Convert HTML to DOCX in C# .NET

Hi, Im using ASPOSE HTML .net package to convert HTML output to DOCX. I have noticed below issues. The sample files are attached.

  1. The paragraphs are not converted as free word texts, instead the sentences are broken into multiple textboxes without a particular pattern. after conversion , the document should be editable as a normal word file sentences / paragraphs would
  2. If page margins are added, the table and images are not properly positioned.
  3. The table also not formatted as a word table, instead have textboxes. Aspose Word samples.zip (62.0 KB)

@sathsaranim

Please note that HTML documents can have very complex structure, which could not be represented using simple DOCX text paragraphs. That’s why we use “TextBox” elements which allows us to preserve documents layout. We can implement a new type of layout which will use text paragraphs, but the original HTML documents structure will be lost then.

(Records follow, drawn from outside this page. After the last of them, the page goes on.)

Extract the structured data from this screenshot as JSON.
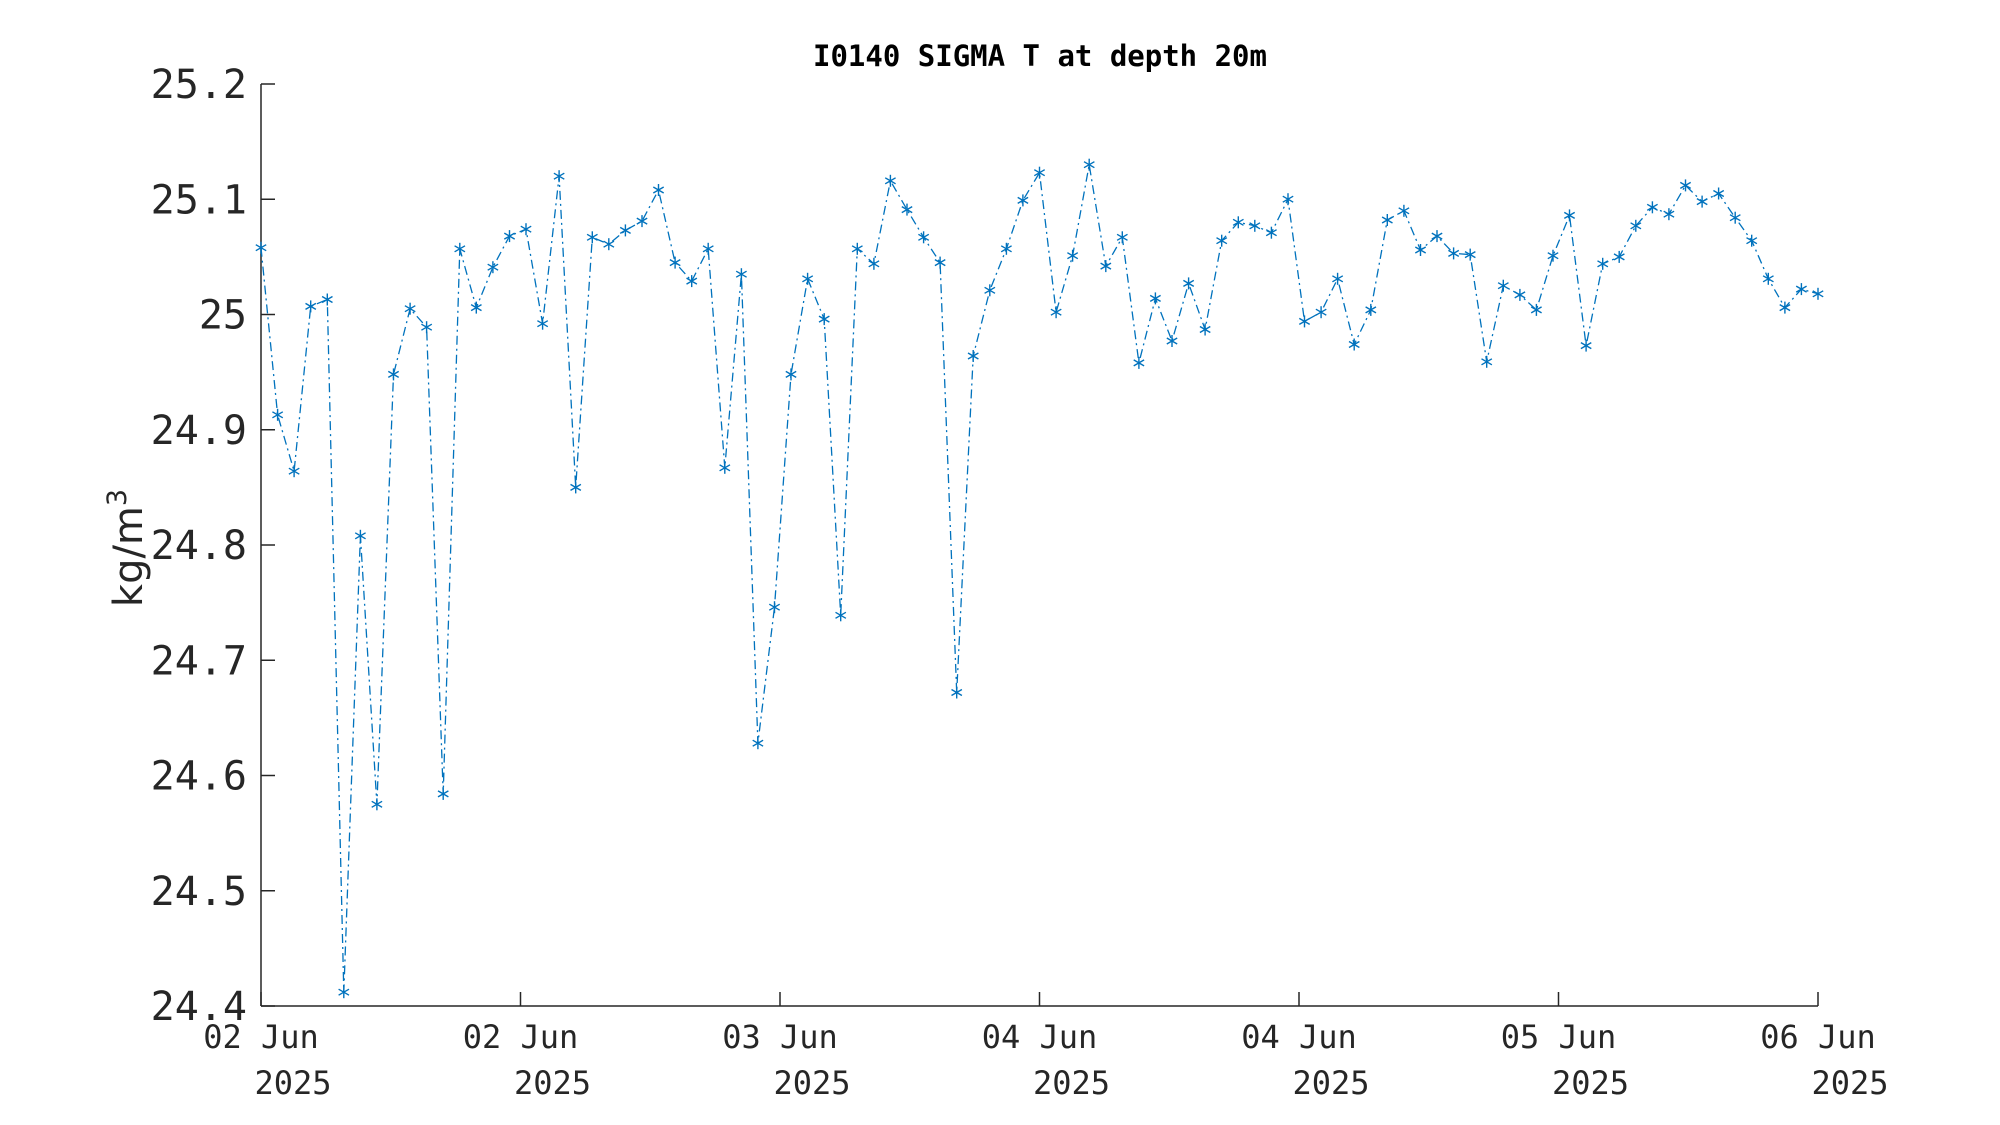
{
  "chart_data": {
    "type": "line",
    "title": "I0140 SIGMA T at depth 20m",
    "xlabel": "",
    "ylabel": "kg/m",
    "ylabel_superscript": "3",
    "ylim": [
      24.4,
      25.2
    ],
    "yticks": [
      "24.4",
      "24.5",
      "24.6",
      "24.7",
      "24.8",
      "24.9",
      "25",
      "25.1",
      "25.2"
    ],
    "xticks": [
      {
        "day": "02 Jun",
        "year": "2025"
      },
      {
        "day": "02 Jun",
        "year": "2025"
      },
      {
        "day": "03 Jun",
        "year": "2025"
      },
      {
        "day": "04 Jun",
        "year": "2025"
      },
      {
        "day": "04 Jun",
        "year": "2025"
      },
      {
        "day": "05 Jun",
        "year": "2025"
      },
      {
        "day": "06 Jun",
        "year": "2025"
      }
    ],
    "grid": false,
    "series": [
      {
        "line_style": "dash-dot",
        "marker": "asterisk",
        "color": "#0072BD",
        "values": [
          25.058,
          24.913,
          24.864,
          25.007,
          25.013,
          24.412,
          24.808,
          24.575,
          24.948,
          25.005,
          24.989,
          24.584,
          25.057,
          25.006,
          25.041,
          25.068,
          25.074,
          24.992,
          25.12,
          24.85,
          25.067,
          25.061,
          25.073,
          25.081,
          25.108,
          25.045,
          25.029,
          25.057,
          24.867,
          25.035,
          24.628,
          24.746,
          24.948,
          25.031,
          24.996,
          24.739,
          25.057,
          25.044,
          25.116,
          25.091,
          25.067,
          25.045,
          24.672,
          24.964,
          25.021,
          25.057,
          25.099,
          25.123,
          25.002,
          25.051,
          25.13,
          25.042,
          25.067,
          24.958,
          25.014,
          24.977,
          25.027,
          24.987,
          25.064,
          25.08,
          25.077,
          25.071,
          25.1,
          24.994,
          25.002,
          25.031,
          24.974,
          25.004,
          25.082,
          25.09,
          25.056,
          25.068,
          25.053,
          25.052,
          24.959,
          25.025,
          25.017,
          25.004,
          25.051,
          25.086,
          24.973,
          25.044,
          25.05,
          25.077,
          25.093,
          25.087,
          25.112,
          25.098,
          25.105,
          25.084,
          25.064,
          25.031,
          25.006,
          25.022,
          25.018
        ]
      }
    ]
  }
}
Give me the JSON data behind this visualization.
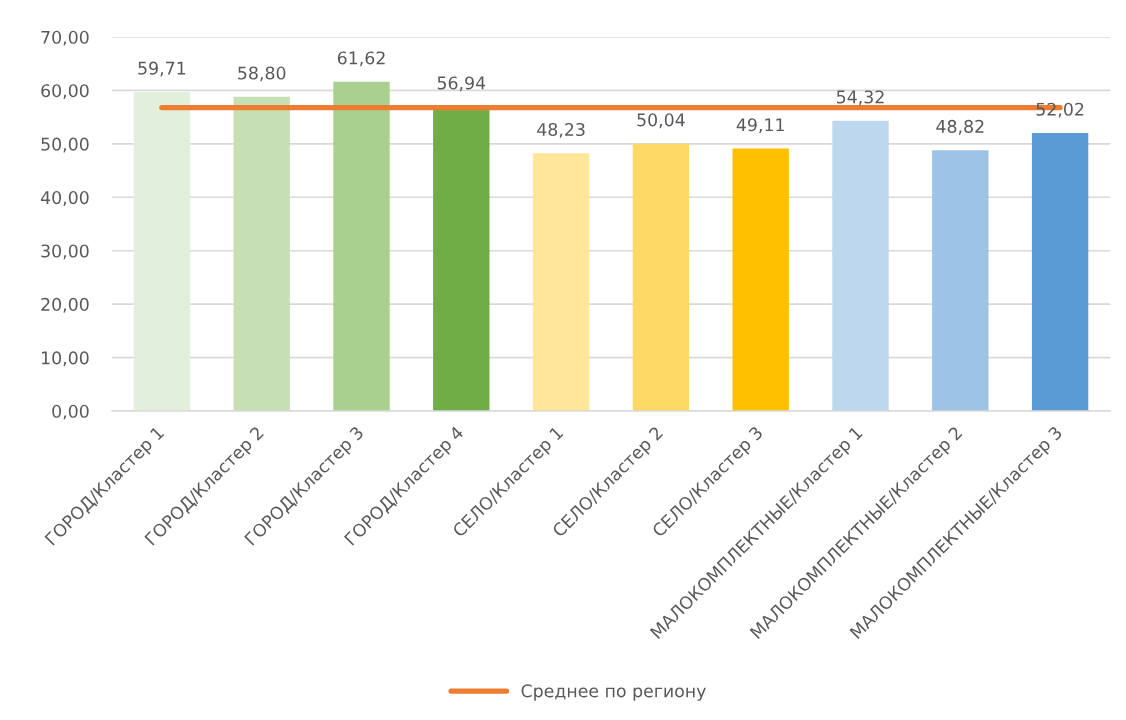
{
  "chart_data": {
    "type": "bar",
    "categories": [
      "ГОРОД/Кластер 1",
      "ГОРОД/Кластер 2",
      "ГОРОД/Кластер 3",
      "ГОРОД/Кластер 4",
      "СЕЛО/Кластер 1",
      "СЕЛО/Кластер 2",
      "СЕЛО/Кластер 3",
      "МАЛОКОМПЛЕКТНЫЕ/Кластер 1",
      "МАЛОКОМПЛЕКТНЫЕ/Кластер 2",
      "МАЛОКОМПЛЕКТНЫЕ/Кластер 3"
    ],
    "series": [
      {
        "colors": [
          "#e2efda",
          "#c6e0b4",
          "#a9d08e",
          "#70ad47",
          "#ffe699",
          "#ffd966",
          "#ffc000",
          "#bdd7ee",
          "#9dc3e6",
          "#5b9bd5"
        ],
        "values": [
          59.71,
          58.8,
          61.62,
          56.94,
          48.23,
          50.04,
          49.11,
          54.32,
          48.82,
          52.02
        ],
        "value_labels": [
          "59,71",
          "58,80",
          "61,62",
          "56,94",
          "48,23",
          "50,04",
          "49,11",
          "54,32",
          "48,82",
          "52,02"
        ]
      },
      {
        "type": "line",
        "name": "Среднее по региону",
        "color": "#ed7d31",
        "values": [
          56.8,
          56.8,
          56.8,
          56.8,
          56.8,
          56.8,
          56.8,
          56.8,
          56.8,
          56.8
        ]
      }
    ],
    "ylim": [
      0,
      70
    ],
    "yticks": [
      {
        "value": 0,
        "label": "0,00"
      },
      {
        "value": 10,
        "label": "10,00"
      },
      {
        "value": 20,
        "label": "20,00"
      },
      {
        "value": 30,
        "label": "30,00"
      },
      {
        "value": 40,
        "label": "40,00"
      },
      {
        "value": 50,
        "label": "50,00"
      },
      {
        "value": 60,
        "label": "60,00"
      },
      {
        "value": 70,
        "label": "70,00"
      }
    ],
    "grid": "y",
    "legend": "bottom"
  }
}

Furthermore, regarding the issue of page margins and content positioning, we will further investigate this case as it has been logged as HTMLNET-3652 in our issue tracking system. We will let you know as soon as the logged ticket is resolved. Please be patient and spare us some time.

We are sorry for the inconvenience.

thanks. Having the textboxes for paragraphs is okay as long as its a single textbox, but in the output its separated into multiple textboxes which makes it hard to edit the converted document.
can you please confirm whether the same behavior exists if I use the Aspose.Words , if this package supports html conversion.

@sathsaranim

We will surely consider your these concerns while investigating the ticket and let you know once we have some feedback to share regarding its resolution.

We request you create a new topic/post in Aspose.Words forum category where you will be assisted appropriately.